A pesquisa mostra que as operações de mineração de areia estão afetando inúmeras espécies animais, incluindo peixes, golfinhos, crustáceos e crocodilos. Por exemplo, o gavial (Gavialis gangeticus) - um crocodilo criticamente ameaçado encontrado nos sistemas fluviais asiáticos - está cada vez mais ameaçado pela mineração de areia, que destrói ou corrói os bancos de areia onde os animais se aquecem.
A mineração de areia também tem sérios impactos sobre os meios de vida das pessoas. Praias e pântanos protegem as comunidades costeiras contra o mar revolto. O aumento da erosão resultante da mineração extensiva torna essas comunidades mais vulneráveis a enchentes e tempestades.
Um relatório recente da Water Integrity Network descobriu que a mineração de areia exacerbou os impactos do tsunami do Oceano Índico de 2004 no Sri Lanka. No Delta do Mekong, a mineração de areia está reduzindo o fornecimento de sedimentos tão drasticamente quanto a construção de barragens, ameaçando a sustentabilidade do delta. Provavelmente também está aumentando a intrusão de água salgada durante a estação seca, que ameaça a segurança hídrica e alimentar das comunidades locais.
Os impactos potenciais à saúde da mineração de areia são mal caracterizados, mas merecem um estudo mais aprofundado. As atividades de extração criam novos reservatórios de água que podem se tornar criadouros de mosquitos transmissores da malária. As piscinas também podem desempenhar um papel importante na disseminação de doenças emergentes, como úlcera de Buruli na África Ocidental, uma infecção bacteriana da pele.

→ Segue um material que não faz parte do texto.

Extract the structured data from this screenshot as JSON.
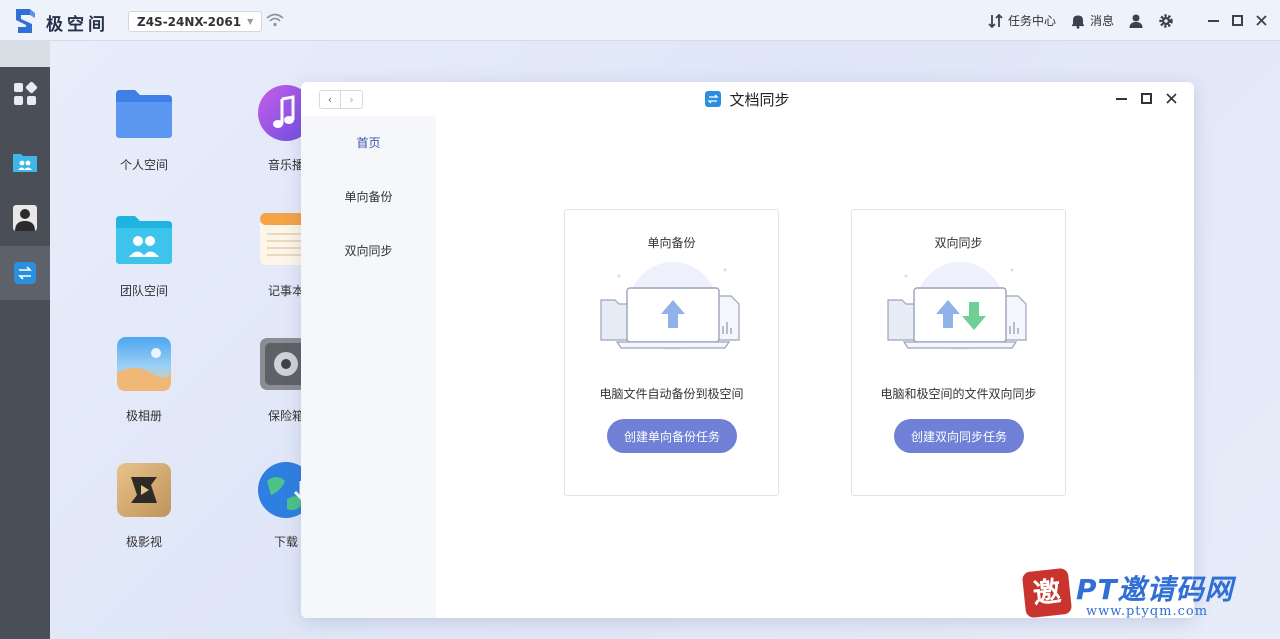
{
  "topbar": {
    "brand": "极空间",
    "device": "Z4S-24NX-2061",
    "task_center": "任务中心",
    "messages": "消息"
  },
  "desktop": {
    "icons": [
      {
        "label": "个人空间",
        "icon": "folder-icon"
      },
      {
        "label": "音乐播",
        "icon": "music-icon"
      },
      {
        "label": "团队空间",
        "icon": "team-folder-icon"
      },
      {
        "label": "记事本",
        "icon": "notepad-icon"
      },
      {
        "label": "极相册",
        "icon": "photo-album-icon"
      },
      {
        "label": "保险箱",
        "icon": "safe-icon"
      },
      {
        "label": "极影视",
        "icon": "video-icon"
      },
      {
        "label": "下载",
        "icon": "download-icon"
      }
    ]
  },
  "window": {
    "title": "文档同步",
    "sidebar": [
      {
        "label": "首页",
        "active": true
      },
      {
        "label": "单向备份",
        "active": false
      },
      {
        "label": "双向同步",
        "active": false
      }
    ],
    "cards": [
      {
        "title": "单向备份",
        "description": "电脑文件自动备份到极空间",
        "button": "创建单向备份任务"
      },
      {
        "title": "双向同步",
        "description": "电脑和极空间的文件双向同步",
        "button": "创建双向同步任务"
      }
    ]
  },
  "watermark": {
    "badge": "邀",
    "text": "PT邀请码网",
    "url": "www.ptyqm.com"
  },
  "colors": {
    "accent": "#6f80d6",
    "dock": "#4a4f57",
    "arrow_up": "#8fb3e8",
    "arrow_down": "#6fcf97"
  }
}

Prevenindo uma tragédia dos comuns da areia
A cobertura da mídia sobre esse assunto está crescendo, graças ao trabalho de organizações como o Programa das Nações Unidas para o Meio Ambiente, mas a escala do problema não é amplamente apreciada. Apesar da grande demanda, a sustentabilidade da areia raramente é abordada em pesquisas científicas e fóruns de políticas.

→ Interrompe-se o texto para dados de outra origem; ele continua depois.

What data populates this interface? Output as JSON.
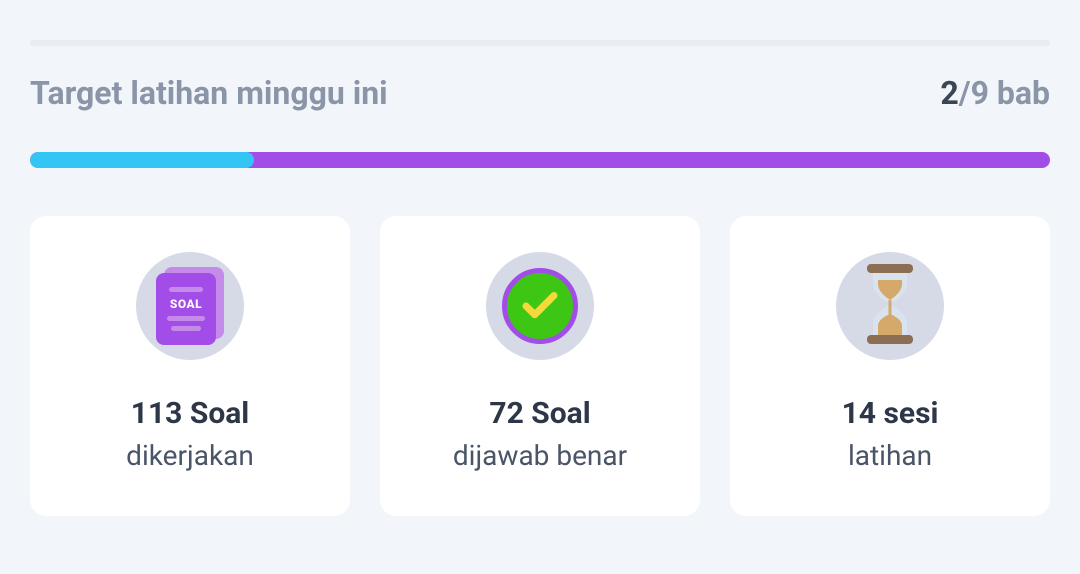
{
  "header": {
    "title": "Target latihan minggu ini",
    "progress_current": "2",
    "progress_total": "/9 bab"
  },
  "progress": {
    "percent": 22
  },
  "cards": [
    {
      "icon": "soal-icon",
      "icon_text": "SOAL",
      "value": "113 Soal",
      "label": "dikerjakan"
    },
    {
      "icon": "check-icon",
      "value": "72 Soal",
      "label": "dijawab benar"
    },
    {
      "icon": "hourglass-icon",
      "value": "14 sesi",
      "label": "latihan"
    }
  ]
}
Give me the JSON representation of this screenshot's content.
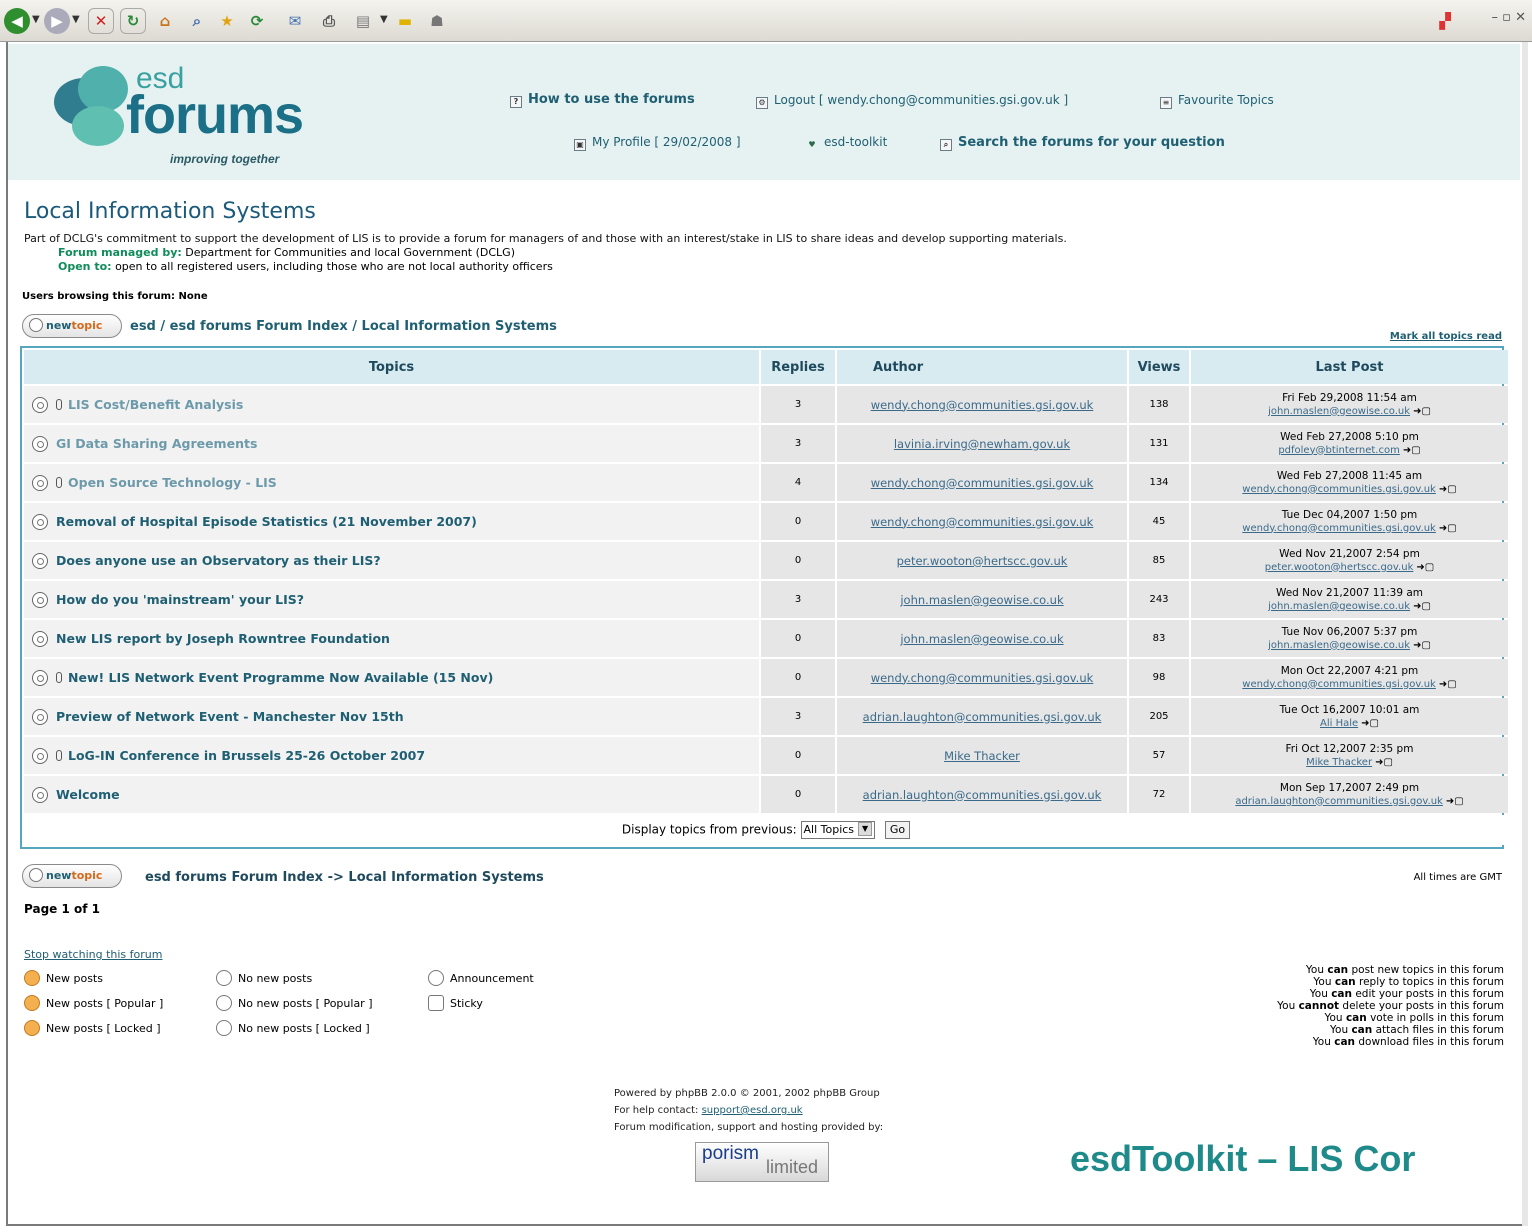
{
  "header": {
    "logo_esd": "esd",
    "logo_forums": "forums",
    "logo_tagline": "improving together",
    "nav": {
      "how_to_use": "How to use the forums",
      "logout": "Logout [ wendy.chong@communities.gsi.gov.uk ]",
      "favourite_topics": "Favourite Topics",
      "my_profile": "My Profile [ 29/02/2008 ]",
      "esd_toolkit": "esd-toolkit",
      "search": "Search the forums for your question"
    }
  },
  "forum": {
    "title": "Local Information Systems",
    "description": "Part of DCLG's commitment to support the development of LIS is to provide a forum for managers of and those with an interest/stake in LIS to share ideas and develop supporting materials.",
    "managed_label": "Forum managed by:",
    "managed_value": "Department for Communities and local Government (DCLG)",
    "open_label": "Open to:",
    "open_value": "open to all registered users, including those who are not local authority officers",
    "users_browsing": "Users browsing this forum: None"
  },
  "actions": {
    "new_label": "new",
    "topic_label": "topic",
    "breadcrumb": "esd / esd forums Forum Index / Local Information Systems",
    "mark_all_read": "Mark all topics read"
  },
  "table": {
    "headers": {
      "topics": "Topics",
      "replies": "Replies",
      "author": "Author",
      "views": "Views",
      "last_post": "Last Post"
    },
    "rows": [
      {
        "title": "LIS Cost/Benefit Analysis",
        "replies": "3",
        "author": "wendy.chong@communities.gsi.gov.uk",
        "views": "138",
        "last_date": "Fri Feb 29,2008 11:54 am",
        "last_user": "john.maslen@geowise.co.uk"
      },
      {
        "title": "GI Data Sharing Agreements",
        "replies": "3",
        "author": "lavinia.irving@newham.gov.uk",
        "views": "131",
        "last_date": "Wed Feb 27,2008 5:10 pm",
        "last_user": "pdfoley@btinternet.com"
      },
      {
        "title": "Open Source Technology - LIS",
        "replies": "4",
        "author": "wendy.chong@communities.gsi.gov.uk",
        "views": "134",
        "last_date": "Wed Feb 27,2008 11:45 am",
        "last_user": "wendy.chong@communities.gsi.gov.uk"
      },
      {
        "title": "Removal of Hospital Episode Statistics (21 November 2007)",
        "replies": "0",
        "author": "wendy.chong@communities.gsi.gov.uk",
        "views": "45",
        "last_date": "Tue Dec 04,2007 1:50 pm",
        "last_user": "wendy.chong@communities.gsi.gov.uk"
      },
      {
        "title": "Does anyone use an Observatory as their LIS?",
        "replies": "0",
        "author": "peter.wooton@hertscc.gov.uk",
        "views": "85",
        "last_date": "Wed Nov 21,2007 2:54 pm",
        "last_user": "peter.wooton@hertscc.gov.uk"
      },
      {
        "title": "How do you 'mainstream' your LIS?",
        "replies": "3",
        "author": "john.maslen@geowise.co.uk",
        "views": "243",
        "last_date": "Wed Nov 21,2007 11:39 am",
        "last_user": "john.maslen@geowise.co.uk"
      },
      {
        "title": "New LIS report by Joseph Rowntree Foundation",
        "replies": "0",
        "author": "john.maslen@geowise.co.uk",
        "views": "83",
        "last_date": "Tue Nov 06,2007 5:37 pm",
        "last_user": "john.maslen@geowise.co.uk"
      },
      {
        "title": "New! LIS Network Event Programme Now Available (15 Nov)",
        "replies": "0",
        "author": "wendy.chong@communities.gsi.gov.uk",
        "views": "98",
        "last_date": "Mon Oct 22,2007 4:21 pm",
        "last_user": "wendy.chong@communities.gsi.gov.uk"
      },
      {
        "title": "Preview of Network Event - Manchester Nov 15th",
        "replies": "3",
        "author": "adrian.laughton@communities.gsi.gov.uk",
        "views": "205",
        "last_date": "Tue Oct 16,2007 10:01 am",
        "last_user": "Ali Hale"
      },
      {
        "title": "LoG-IN Conference in Brussels 25-26 October 2007",
        "replies": "0",
        "author": "Mike Thacker",
        "views": "57",
        "last_date": "Fri Oct 12,2007 2:35 pm",
        "last_user": "Mike Thacker"
      },
      {
        "title": "Welcome",
        "replies": "0",
        "author": "adrian.laughton@communities.gsi.gov.uk",
        "views": "72",
        "last_date": "Mon Sep 17,2007 2:49 pm",
        "last_user": "adrian.laughton@communities.gsi.gov.uk"
      }
    ],
    "display_label": "Display topics from previous:",
    "display_value": "All Topics",
    "go_label": "Go"
  },
  "footer": {
    "breadcrumb2": "esd forums Forum Index -> Local Information Systems",
    "all_times": "All times are GMT",
    "page_of": "Page 1 of 1",
    "stop_watching": "Stop watching this forum",
    "legend": {
      "new_posts": "New posts",
      "no_new_posts": "No new posts",
      "announcement": "Announcement",
      "new_popular": "New posts [ Popular ]",
      "no_new_popular": "No new posts [ Popular ]",
      "sticky": "Sticky",
      "new_locked": "New posts [ Locked ]",
      "no_new_locked": "No new posts [ Locked ]"
    },
    "permissions": [
      {
        "pre": "You",
        "verb": "can",
        "post": "post new topics in this forum"
      },
      {
        "pre": "You",
        "verb": "can",
        "post": "reply to topics in this forum"
      },
      {
        "pre": "You",
        "verb": "can",
        "post": "edit your posts in this forum"
      },
      {
        "pre": "You",
        "verb": "cannot",
        "post": "delete your posts in this forum"
      },
      {
        "pre": "You",
        "verb": "can",
        "post": "vote in polls in this forum"
      },
      {
        "pre": "You",
        "verb": "can",
        "post": "attach files in this forum"
      },
      {
        "pre": "You",
        "verb": "can",
        "post": "download files in this forum"
      }
    ],
    "powered_by": "Powered by phpBB 2.0.0 © 2001, 2002 phpBB Group",
    "help_label": "For help contact:",
    "help_email": "support@esd.org.uk",
    "modification": "Forum modification, support and hosting provided by:",
    "porism_1": "porism",
    "porism_2": "limited"
  },
  "slide_title": "esdToolkit – LIS Cor"
}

A complexidade desse problema é, sem dúvida, um fator. A areia é um recurso comum - aberto a todos, fácil de obter e difícil de regular. Como resultado, sabemos pouco sobre os verdadeiros custos globais da mineração e do consumo de areia.
A demanda aumentará ainda mais à medida que as áreas urbanas continuam a se expandir e o nível do mar aumenta. Os principais acordos internacionais, como a Agenda 2030 para o Desenvolvimento Sustentável e a Convenção sobre Diversidade Biológica, promovem a alocação responsável dos recursos naturais, mas não existem convenções internacionais para regular a extração de areia, uso e comércio.
Desde que as regulamentações nacionais sejam levemente aplicadas, efeitos nocivos continuarão a ocorrer. Acreditamos que a comunidade internacional precisa desenvolver uma estratégia global para a governança de areia, junto com orçamentos globais e regionais de areia. É hora de tratar a areia como um recurso, no mesmo nível do ar puro, biodiversidade e outras dotações naturais que as nações procuram administrar para o futuro.
Este artigo foi publicado originalmente em The Conversation. Leia o artigo original.